By Christy Barritt
Least Religious States Revealed
According to a new Gallup poll, six of the least religious states in the country are in the Northeast, and they include Vermont, New Hampshire, Maine, Massachusetts, Rhode Island, and Connecticut.
On the opposite side of the spectrum, Mississippi was found to be the most religious state in the union, with 59 percent of its population identifying themselves as “very religious.” Utah followed with 57 percent and then Alabama with 56 percent.
The results from the Gallup poll are based on the responses of 353,492 adults from across the country.
Gallup also identified two-thirds of the population of America as either moderately or very religious. Forty percent said they attend religious services every week or almost every week.
School Removes “God” from Popular Patriotic Song
Educators removed the word God from the popular Lee Greenwood song, “God Bless the USA,” and eventually pulled the song altogether from an upcoming event.

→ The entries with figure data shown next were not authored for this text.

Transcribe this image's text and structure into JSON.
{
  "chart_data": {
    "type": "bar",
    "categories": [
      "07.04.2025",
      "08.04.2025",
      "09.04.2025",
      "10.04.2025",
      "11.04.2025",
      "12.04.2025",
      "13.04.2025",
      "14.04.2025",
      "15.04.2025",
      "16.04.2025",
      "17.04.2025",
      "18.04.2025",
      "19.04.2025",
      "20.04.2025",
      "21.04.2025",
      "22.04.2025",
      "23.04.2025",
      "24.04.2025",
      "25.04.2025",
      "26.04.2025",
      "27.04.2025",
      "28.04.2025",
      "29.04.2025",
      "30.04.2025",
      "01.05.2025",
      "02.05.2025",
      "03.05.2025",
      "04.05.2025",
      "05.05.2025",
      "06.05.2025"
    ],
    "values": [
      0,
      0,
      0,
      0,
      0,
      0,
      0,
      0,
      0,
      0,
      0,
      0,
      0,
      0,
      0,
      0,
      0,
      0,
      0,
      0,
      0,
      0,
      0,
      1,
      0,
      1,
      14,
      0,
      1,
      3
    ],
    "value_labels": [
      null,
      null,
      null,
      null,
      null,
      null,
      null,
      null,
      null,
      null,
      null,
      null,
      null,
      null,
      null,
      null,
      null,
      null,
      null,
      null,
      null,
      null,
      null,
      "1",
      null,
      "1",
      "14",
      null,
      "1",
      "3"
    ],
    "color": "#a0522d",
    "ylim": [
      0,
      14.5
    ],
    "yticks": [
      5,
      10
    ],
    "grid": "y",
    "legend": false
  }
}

This happened at a Massachusetts elementary school. Students there were told to sing, “We love the USA.” instead of “God bless the USA.”
Parents fumed about the change, so school officials removed the song completely from a school assembly concert.
An online poll taken by Fox 25 in Boston showed that more than 80 percent of viewers were outraged that God’s name was removed from the song.
In response, singer Lee Greenwood released a statement to Fox News, saying, “The most important word in the whole piece of music is the word God, which is also in the title, ‘God Bless The USA.’”
Majority of Christians Hurt by Their Church
Recently the online news site The Blaze asked its readers, “Have you ever been hurt by your church?” The complete survey asked 13 questions and received more than 29,000 responses from participants regarding how they’ve been impacted by faith leaders and houses of worship.
Fifty-eight percent of those participating reported they’d had their feelings hurt by a faith leader in their church. Forty-four percent said that having their feelings hurt led them to leave a church.
When asked if fellow parishioners ever hurt their feelings, 64 percent answered “Yes.”
On the flip side, when the respondents were asked if they themselves had ever hurt the feelings of fellow parishioners or faith leaders, only 33 percent said they had.
The survey involved 2,600 participants, 97 percent claiming to be Christians.
Atheists Want Recognition in Military
The Military Association of Atheists & Free Thinkers (MAAF) is working to add more diversity within military chaplaincy.
The issue has come to the forefront at Fort Meade Army base in Maryland where an Army reservist recently submitted a lay leader application.
A lay leader in the Army and Air Force is appointed by a commanding officer and supervised and trained by the command chaplain. These leaders help with their specific religious group and support or fill in for chaplains when needed.
If his application is approved, the Army reservist will be allowed to work with chaplains to help atheists and humanists on base.
MAAF released a statement that said, “This would help to extend equal recognition and support of humanists and other nontheists at Fort Meade.”
Many religious leaders are opposed to this measure, claiming the move would weaken the chaplaincy. They also argue that those seeking nonreligious assistance already have that available through other services.
Christy Barritt is an award-winning author, freelance writer, and speaker living in Chesapeake, Virginia. She and her husband Scott have two sons.